« On dirait que je
serais le président et on dirait que tu serais le premier ministre ». Ces
mots, Gilles Jacob, président du Festival de Cannes, ne les a jamais prononcés.
Et, Thierry Frémaux, délégué général du Festival, ne les a jamais entendus.
Ils sont l’un et l’autre trop âgés pour s’adonner à de pareils enfantillages.
Et même en 2001, année où Gilles offrit son écharpe de délégué à Thierry et où
il revêtit son habit de président, il ne s’est jamais rien passé de tel, promis
juré. Ces jeux sont réservés aux cours de récré ou au cinéma fantasque et
génial d’Alain Cavalier où les charges électives se jouent à la courte paille.
A Cannes, dans le palais des festivals, point de faux-semblants, chacun connaît
sa partition et la joue en évitant les fausses notes. On connaît sa
constitution sur le bout des doigts, on maîtrise sa Vème république. Le
président préside, un point c’est tout. Il incarne l’institution dans la durée,
il est sa permanence et son meilleur garant. Il ne prend la parole que lorsque
la situation le nécessite. Le job de Jacob ? C’est par exemple éconduire
Lars Von Trier lorsque l’homme tient des propos nauséabonds en conférence de
presse mais conserver en compétition le film et l’auteur. C’est un vrai et bon
président, juste et cinéphile, dont la parole est rare et mesurée, toujours
présent en haut des marches pour accueillir les impétrants au panthéon de la
cinéphilie mondiale. Son premier ministre, son délégué général, qu’il dépasse
de deux bonnes marches est un homme pressé. Il faut dire que l’homme gouverne
un palais, qu’il nomme un jury et sélectionne les films. Tour à tour
artificier, pompier et pyromane, allumant ici la mèche des festivités,
éteignant plus loin l’incendie qui couve ou ravivant en milieu de compétition
les flammes d’une édition qui s’enlise.
La république de Cannes est
bien une émule de la Vème république. A ceci près qu’elle ne connaît peu ou pas
d’élections sinon celle de son conseil d’administration qui a reconduit en décembre
dernier le duo pour trois années supplémentaires. De cette tacite reconduction,
personne n’a entendu parler, ou si peu. Du manque d’alternance à la tête de
l’institution, personne ne s’est plaint. Du moins en apparence. Car, dans
l’ombre, sous les ors d’un autre palais, un homme attend. En silence, un homme
se prépare et se livre peu à peu.
Il faut lire le sous-texte. L’air grave, il
dit « avoir changé », n’être plus le même homme. Il dit réserver
l’essentiel de ses soirées aux classiques du cinéma qu’il visionne avec sa
femme. Il annonce « regarder 150 films » par an et vouloir rattraper
le temps perdu. Il dit aussi être prêt à quitter la politique en cas de
défaite, qu’il y a plus enviable que sa place de président… de la république. Mais
pour quoi Nicolas Sarkozy fait-il campagne ? En réalité, il bachotte en
secret. On lui trouve la mine défaite ? C’est qu’il passe toutes ses nuits
devant sa télé. Les sondages le donnent largement perdant au second tour ?

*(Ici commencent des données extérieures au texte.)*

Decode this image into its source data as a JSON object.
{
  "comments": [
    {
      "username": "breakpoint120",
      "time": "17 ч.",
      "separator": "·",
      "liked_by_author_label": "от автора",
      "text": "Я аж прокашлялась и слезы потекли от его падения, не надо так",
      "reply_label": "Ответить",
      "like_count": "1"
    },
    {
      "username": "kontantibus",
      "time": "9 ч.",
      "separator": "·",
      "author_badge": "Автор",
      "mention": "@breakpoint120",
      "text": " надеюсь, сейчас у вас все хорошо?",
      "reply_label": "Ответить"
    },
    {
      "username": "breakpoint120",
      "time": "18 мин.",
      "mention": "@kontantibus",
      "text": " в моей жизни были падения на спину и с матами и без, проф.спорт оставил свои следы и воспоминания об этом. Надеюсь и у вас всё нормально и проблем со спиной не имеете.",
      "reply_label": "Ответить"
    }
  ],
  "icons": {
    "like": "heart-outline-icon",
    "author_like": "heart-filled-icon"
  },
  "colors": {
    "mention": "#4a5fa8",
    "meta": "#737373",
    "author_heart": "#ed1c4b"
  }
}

Il conserve sa superbe continuant à battre le pavé de ces villes de province
qu’il déteste. Il se sait vaincu et ça lui plaît. Lui plaît de se dire, en
cinéphile converti, qu’il y a plus beau que le perron de l’Elysée : il y a
les marches du palais des festivals. Qu’il y a plus aimable compagnie que celle
de François Fillon : il y a Thierry Frémaux. Alors, Nicolas attend
sereinement la suite, fourbissant ses armes pour déstabiliser la statue du
commandeur Jacob. Le 6 mai prochain, à dix jours de l’ouverture du festival de
Cannes, un visage se dessinera lentement sur les écrans. La France retiendra
son souffle. Ce soir là, à 20h30, un homme ne découvrira peut-être pas son
visage sur l’écran. Il quittera son canapé. Il se tournera vers sa femme, lui
adressera un sourire. Le coin droit de sa bouche et son épaule monteront en
rythme et de sa plus belle voix, de celle qu’elle adore, il lui demandera « Bon alors, qu’est-ce que l’on
regarde ce soir ? ». A 900 kilomètres plus au sud, dans son palais
des festivals, un homme éteindra sa télé en tremblant.